Govt defends zero hours action

12:30 pm on 14 April 2015

Workplace Relations Minister Michael Woodhouse is defending the time taken to act on zero hour contracts.

Michael Woodhouse

Michael Woodhouse Photo: RNZ / Alexander Robertson

The Government is considering changing labour laws to rule out the most punitive parts of zero hours contracts.

Mr Woodhouse said there were three main areas of concern.

They included shifts cancelled at short notice where employees may have already made arrangments for the likes of childcare, and what he called the punitive restraint of trade.

That's where an employer refuses to commit to a certain number of hours, but forbids the employee from working elsewhere.

Mr Woodhouse said that was unacceptable.

Minister 'dithering' - Labour

Andrew Little during caucas run this morning.

Andrew Little Photo: RNZ / Alexander Robertson

The Labour Party has accused the Government of dragging the chain on the issue.

Labour leader Andrew Little said Mr Woodhouse had to be pressured into taking action.

"This is a Minister who frankly has been dithering. It's only because of public clamour and the campaigning of unions, the Unite Union in particular, that has now seen employers come on board."

But Mr Woodhouse said the timeframe has not been unreasonable.

"I think we've worked pretty quickly to be fair. It came up quite noisily late last year and the Opposition gets to bark at the car.
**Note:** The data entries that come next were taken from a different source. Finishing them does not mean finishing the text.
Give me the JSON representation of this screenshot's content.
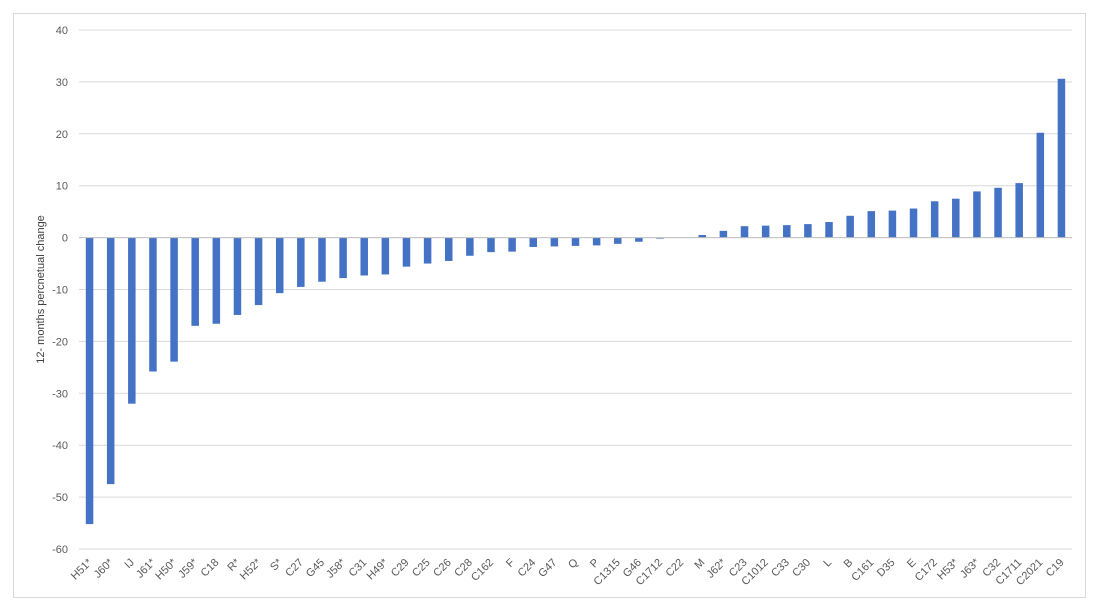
{
  "chart_data": {
    "type": "bar",
    "title": "",
    "xlabel": "",
    "ylabel": "12- months percnetual change",
    "ylim": [
      -60,
      40
    ],
    "yticks": [
      -60,
      -50,
      -40,
      -30,
      -20,
      -10,
      0,
      10,
      20,
      30,
      40
    ],
    "grid": true,
    "legend": "none",
    "bar_color": "#4472C4",
    "categories": [
      "H51*",
      "J60*",
      "IJ",
      "J61*",
      "H50*",
      "J59*",
      "C18",
      "R*",
      "H52*",
      "S*",
      "C27",
      "G45",
      "J58*",
      "C31",
      "H49*",
      "C29",
      "C25",
      "C26",
      "C28",
      "C162",
      "F",
      "C24",
      "G47",
      "Q",
      "P",
      "C1315",
      "G46",
      "C1712",
      "C22",
      "M",
      "J62*",
      "C23",
      "C1012",
      "C33",
      "C30",
      "L",
      "B",
      "C161",
      "D35",
      "E",
      "C172",
      "H53*",
      "J63*",
      "C32",
      "C1711",
      "C2021",
      "C19"
    ],
    "values": [
      -55.2,
      -47.5,
      -32.0,
      -25.8,
      -23.9,
      -17.0,
      -16.6,
      -14.9,
      -13.0,
      -10.7,
      -9.5,
      -8.5,
      -7.8,
      -7.3,
      -7.1,
      -5.6,
      -5.0,
      -4.5,
      -3.5,
      -2.8,
      -2.7,
      -1.8,
      -1.7,
      -1.6,
      -1.5,
      -1.2,
      -0.8,
      -0.2,
      0.0,
      0.5,
      1.3,
      2.2,
      2.3,
      2.4,
      2.6,
      3.0,
      4.2,
      5.1,
      5.2,
      5.6,
      7.0,
      7.5,
      8.9,
      9.6,
      10.5,
      20.2,
      30.6
    ]
  }
}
We get to do something about it," he said.

"I'd taken a few months, including the Christmas break, to find out exactly what's going on and what the worst aspects of these arrangements are."

Mr Woodhouse wants the necessary labour law changes before Parliament by the middle of the year.

Earlier he told Morning Report he was encouraged that some companies were reaching agreements with staff but said the law definitely needed to be clarified.

Union battles McDonalds

Last week, Restaurant Brands said it would stop the practice and now Unite Union is locked in battle with McDonalds over its contracts.

McDonalds director of human resources Christine Hutton told Nine to Noon that an offer made yesterday to guarantee workers keep 80 per cent of their rostered hours is a step away from zero-hour contracts.

"Essentially the offer is at this moment based on rostered hours. As a business we roster our people to work hours and they come in and work those hours. What we're saying is that we will secure at least 80 percent of those rostered hours for our people."

Unite Union said the offer is meaningless as the restaurant controls the rosters, and negotiations are due to resume.